Para as testemunhas do reencontro em si, o evento pareceu um sinal divino. Burton Wong, que estava com os escoteiros na ponte em 1983 e no reencontro quando Oilouch conheceu os Liebers, disse: “Não consigo acreditar que vi um verdadeiro milagre agora. É a maneira de Deus me dizer... que Deus nunca me deixará ou me esquecerá. Mesmo que leve 40 anos, Ele ainda me abençoará e me dará aquilo que eu orar e pedir.”

Ta’nge Mariur, outra testemunha, tanto do acidente quanto do reencontro, refletiu: “Todos nós sentimos a mão de Deus naquele ambiente. O reencontro com uma lenda palauana, élder Lieber, e a síster Lieber, trouxe amor, luz e uma enxurrada de memórias e emoções que agora compartilho com meus próprios filhos.”
Enquanto os Liebers se preparavam para voltarem para casa, eles sentiram que os eventos incríveis de seus últimos dias em Palau foram parte de um plano maior.

Élder Lieber disse: “Parece-me que, desde o início da nossa missão até este ponto culminante incrível, fomos cuidados, abençoados e tínhamos um propósito muito claro ao retornarmos a Palau. Não há palavras para expressar a série de eventos que sentimos e vivenciamos nos últimos sete meses.”
Deixar sua família palauana para trás “deixou um vazio em [seus] corações”, acrescentou ele, mas eles se sentiram profundamente humildes e honrados por terem sido instrumentos de uma experiência tão incrível.
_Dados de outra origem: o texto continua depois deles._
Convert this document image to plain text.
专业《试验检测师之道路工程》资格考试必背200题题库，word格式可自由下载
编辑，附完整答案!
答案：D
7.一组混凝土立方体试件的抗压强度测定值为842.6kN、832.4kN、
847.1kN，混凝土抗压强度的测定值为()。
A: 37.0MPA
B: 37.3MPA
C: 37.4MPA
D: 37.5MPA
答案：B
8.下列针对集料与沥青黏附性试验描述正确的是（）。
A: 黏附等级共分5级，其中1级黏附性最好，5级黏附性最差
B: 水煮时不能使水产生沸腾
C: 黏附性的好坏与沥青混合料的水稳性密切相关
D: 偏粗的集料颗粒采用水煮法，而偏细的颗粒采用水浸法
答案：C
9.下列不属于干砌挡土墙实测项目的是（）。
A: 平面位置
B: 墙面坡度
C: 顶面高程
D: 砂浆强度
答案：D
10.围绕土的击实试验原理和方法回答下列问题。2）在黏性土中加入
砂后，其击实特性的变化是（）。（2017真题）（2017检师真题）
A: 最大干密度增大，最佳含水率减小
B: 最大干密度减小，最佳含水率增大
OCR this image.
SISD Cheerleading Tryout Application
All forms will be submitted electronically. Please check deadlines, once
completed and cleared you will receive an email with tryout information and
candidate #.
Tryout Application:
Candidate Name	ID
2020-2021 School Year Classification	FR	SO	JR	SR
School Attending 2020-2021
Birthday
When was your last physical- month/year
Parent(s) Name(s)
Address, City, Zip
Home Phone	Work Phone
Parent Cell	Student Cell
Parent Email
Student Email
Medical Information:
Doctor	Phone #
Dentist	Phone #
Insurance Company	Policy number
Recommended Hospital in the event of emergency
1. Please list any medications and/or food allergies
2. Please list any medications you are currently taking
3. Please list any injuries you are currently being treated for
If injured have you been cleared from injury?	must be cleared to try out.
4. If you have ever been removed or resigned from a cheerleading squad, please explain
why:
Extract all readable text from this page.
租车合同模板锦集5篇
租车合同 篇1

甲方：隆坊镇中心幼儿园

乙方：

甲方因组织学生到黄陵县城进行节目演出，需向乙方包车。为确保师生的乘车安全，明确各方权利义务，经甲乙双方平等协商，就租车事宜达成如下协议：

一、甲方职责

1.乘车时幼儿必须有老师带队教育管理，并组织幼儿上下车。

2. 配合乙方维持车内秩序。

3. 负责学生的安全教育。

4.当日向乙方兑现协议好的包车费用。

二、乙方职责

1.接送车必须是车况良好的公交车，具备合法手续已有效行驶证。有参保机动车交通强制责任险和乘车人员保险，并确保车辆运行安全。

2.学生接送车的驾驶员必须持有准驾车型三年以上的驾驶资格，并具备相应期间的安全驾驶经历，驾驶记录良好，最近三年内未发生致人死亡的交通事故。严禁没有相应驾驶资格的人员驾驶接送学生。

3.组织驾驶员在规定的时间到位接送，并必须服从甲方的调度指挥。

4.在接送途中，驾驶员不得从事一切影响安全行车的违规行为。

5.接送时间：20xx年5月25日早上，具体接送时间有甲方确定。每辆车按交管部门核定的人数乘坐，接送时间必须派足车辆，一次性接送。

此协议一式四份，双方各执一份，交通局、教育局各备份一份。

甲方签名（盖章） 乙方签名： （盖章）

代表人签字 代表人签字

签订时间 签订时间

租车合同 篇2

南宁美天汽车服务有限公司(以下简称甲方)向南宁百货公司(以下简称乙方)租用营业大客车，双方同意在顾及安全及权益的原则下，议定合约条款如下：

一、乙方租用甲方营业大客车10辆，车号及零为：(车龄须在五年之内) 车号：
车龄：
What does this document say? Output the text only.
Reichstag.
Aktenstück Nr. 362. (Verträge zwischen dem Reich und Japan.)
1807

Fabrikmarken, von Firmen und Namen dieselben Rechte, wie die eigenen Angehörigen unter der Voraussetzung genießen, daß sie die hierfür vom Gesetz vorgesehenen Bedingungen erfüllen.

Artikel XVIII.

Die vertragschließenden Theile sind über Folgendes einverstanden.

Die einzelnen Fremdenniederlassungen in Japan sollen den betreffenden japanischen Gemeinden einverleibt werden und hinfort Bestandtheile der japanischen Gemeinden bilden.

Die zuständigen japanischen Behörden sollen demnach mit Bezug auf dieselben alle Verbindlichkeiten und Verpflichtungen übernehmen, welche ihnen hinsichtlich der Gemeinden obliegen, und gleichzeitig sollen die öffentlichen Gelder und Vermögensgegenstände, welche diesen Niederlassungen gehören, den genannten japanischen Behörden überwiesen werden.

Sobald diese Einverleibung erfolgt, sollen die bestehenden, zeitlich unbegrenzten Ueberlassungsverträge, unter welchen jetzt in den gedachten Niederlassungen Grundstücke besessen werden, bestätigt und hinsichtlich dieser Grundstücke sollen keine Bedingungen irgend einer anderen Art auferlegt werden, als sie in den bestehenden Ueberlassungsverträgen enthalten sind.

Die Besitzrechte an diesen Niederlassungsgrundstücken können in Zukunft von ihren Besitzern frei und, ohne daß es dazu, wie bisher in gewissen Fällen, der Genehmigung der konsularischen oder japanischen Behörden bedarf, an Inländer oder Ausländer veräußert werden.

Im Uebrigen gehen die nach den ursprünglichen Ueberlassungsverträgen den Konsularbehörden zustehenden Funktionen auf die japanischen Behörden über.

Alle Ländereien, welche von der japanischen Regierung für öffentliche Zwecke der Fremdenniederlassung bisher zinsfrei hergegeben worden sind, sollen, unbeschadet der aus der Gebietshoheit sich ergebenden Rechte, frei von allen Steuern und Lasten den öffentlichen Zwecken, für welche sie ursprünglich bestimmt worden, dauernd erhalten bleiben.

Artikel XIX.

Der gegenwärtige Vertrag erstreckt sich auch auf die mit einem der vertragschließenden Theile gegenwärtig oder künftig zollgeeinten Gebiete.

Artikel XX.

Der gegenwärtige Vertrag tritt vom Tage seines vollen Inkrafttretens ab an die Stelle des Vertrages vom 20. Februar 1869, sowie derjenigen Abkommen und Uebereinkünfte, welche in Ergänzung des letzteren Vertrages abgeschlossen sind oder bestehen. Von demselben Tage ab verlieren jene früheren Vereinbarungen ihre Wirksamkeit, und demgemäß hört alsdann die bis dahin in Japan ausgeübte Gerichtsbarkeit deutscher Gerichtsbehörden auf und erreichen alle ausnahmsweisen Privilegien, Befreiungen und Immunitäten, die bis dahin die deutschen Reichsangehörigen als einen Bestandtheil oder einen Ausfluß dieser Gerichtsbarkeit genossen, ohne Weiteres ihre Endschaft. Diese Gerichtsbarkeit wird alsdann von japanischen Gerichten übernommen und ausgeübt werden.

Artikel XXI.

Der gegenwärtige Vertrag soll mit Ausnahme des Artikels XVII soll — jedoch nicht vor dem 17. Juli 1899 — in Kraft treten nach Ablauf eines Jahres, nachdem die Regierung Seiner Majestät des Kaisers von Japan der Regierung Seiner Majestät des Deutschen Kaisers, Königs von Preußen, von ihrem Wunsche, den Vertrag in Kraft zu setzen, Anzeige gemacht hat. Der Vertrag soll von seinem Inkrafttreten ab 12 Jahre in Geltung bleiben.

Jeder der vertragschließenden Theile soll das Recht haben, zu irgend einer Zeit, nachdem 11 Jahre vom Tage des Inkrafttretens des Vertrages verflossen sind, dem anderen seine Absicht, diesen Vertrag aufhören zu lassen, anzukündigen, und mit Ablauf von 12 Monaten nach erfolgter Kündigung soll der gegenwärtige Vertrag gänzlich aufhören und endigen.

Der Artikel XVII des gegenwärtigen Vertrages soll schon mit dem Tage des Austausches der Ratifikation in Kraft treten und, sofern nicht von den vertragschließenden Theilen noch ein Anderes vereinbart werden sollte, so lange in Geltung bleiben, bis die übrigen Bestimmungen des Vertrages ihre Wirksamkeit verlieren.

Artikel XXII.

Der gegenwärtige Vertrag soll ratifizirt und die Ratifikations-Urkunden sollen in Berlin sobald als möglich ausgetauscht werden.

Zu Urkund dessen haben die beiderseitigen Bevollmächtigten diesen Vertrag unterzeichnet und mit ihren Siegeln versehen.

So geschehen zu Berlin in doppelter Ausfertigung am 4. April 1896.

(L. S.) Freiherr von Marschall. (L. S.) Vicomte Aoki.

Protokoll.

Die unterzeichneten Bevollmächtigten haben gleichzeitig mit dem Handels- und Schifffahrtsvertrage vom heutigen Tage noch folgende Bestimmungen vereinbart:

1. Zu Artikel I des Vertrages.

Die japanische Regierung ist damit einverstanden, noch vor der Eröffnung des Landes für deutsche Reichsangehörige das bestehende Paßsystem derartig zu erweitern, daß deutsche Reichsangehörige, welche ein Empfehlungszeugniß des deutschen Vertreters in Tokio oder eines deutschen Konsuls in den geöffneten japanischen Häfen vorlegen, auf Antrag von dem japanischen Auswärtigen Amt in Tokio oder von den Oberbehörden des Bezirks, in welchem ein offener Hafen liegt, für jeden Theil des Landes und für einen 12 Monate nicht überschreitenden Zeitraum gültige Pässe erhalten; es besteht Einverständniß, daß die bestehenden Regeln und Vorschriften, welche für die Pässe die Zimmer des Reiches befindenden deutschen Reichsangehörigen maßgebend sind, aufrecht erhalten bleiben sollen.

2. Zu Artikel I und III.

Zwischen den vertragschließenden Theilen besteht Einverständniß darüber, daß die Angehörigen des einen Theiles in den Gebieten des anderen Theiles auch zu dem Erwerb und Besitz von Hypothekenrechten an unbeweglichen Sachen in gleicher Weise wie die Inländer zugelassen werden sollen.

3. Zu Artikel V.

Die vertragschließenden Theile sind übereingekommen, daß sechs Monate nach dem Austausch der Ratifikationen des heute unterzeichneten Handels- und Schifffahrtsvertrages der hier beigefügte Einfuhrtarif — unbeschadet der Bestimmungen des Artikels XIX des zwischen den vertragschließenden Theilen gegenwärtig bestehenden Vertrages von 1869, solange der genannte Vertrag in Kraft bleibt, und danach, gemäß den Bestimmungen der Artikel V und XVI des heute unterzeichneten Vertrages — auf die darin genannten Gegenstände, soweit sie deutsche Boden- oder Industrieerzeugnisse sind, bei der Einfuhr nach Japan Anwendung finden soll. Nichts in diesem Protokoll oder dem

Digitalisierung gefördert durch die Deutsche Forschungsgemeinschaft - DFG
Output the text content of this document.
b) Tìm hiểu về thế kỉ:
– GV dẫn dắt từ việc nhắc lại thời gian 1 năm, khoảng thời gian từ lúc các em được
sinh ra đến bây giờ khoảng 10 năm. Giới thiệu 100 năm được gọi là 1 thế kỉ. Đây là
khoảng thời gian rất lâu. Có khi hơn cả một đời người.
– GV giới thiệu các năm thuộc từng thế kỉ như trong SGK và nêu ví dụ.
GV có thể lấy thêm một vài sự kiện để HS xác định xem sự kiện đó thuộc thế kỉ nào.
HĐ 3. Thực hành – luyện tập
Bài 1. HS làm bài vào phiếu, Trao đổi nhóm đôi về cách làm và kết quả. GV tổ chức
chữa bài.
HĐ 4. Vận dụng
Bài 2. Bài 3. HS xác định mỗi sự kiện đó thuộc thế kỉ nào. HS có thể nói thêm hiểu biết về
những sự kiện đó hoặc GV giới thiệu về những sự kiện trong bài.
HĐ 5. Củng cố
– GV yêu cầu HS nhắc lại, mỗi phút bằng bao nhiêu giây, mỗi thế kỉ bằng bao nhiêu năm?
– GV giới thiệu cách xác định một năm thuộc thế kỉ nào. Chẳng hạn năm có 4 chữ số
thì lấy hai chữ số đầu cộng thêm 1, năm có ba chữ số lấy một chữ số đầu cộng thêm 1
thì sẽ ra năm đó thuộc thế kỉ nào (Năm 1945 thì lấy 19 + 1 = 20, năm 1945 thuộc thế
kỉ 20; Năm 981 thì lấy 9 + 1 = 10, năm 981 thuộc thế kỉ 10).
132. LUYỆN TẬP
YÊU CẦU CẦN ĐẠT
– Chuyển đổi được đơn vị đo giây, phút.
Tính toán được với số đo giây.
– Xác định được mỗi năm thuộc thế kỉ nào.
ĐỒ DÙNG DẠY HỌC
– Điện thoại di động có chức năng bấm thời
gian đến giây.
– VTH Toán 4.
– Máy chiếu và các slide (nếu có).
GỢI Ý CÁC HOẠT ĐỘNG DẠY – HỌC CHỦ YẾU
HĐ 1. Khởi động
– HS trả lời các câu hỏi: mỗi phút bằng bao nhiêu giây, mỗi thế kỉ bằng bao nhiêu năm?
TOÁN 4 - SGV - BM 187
A notícia deste reencontro milagroso foi compartilhada por toda a Micronésia. Uma semana depois, em Guam, élder Lieber foi convidado a contar a história em um devocional via Zoom, para os missionários da Missão Micronésia Guam, e os Liebers receberam uma demonstração de amor e apoio.
Como Ongino disse, “a quantidade de positividade e luz que você transmitiu a tantos permanece intacta, mesmo após seu retorno, 40 anos depois… Você nos ensinou tudo isso pelos exemplos que demonstrou a cada dia”.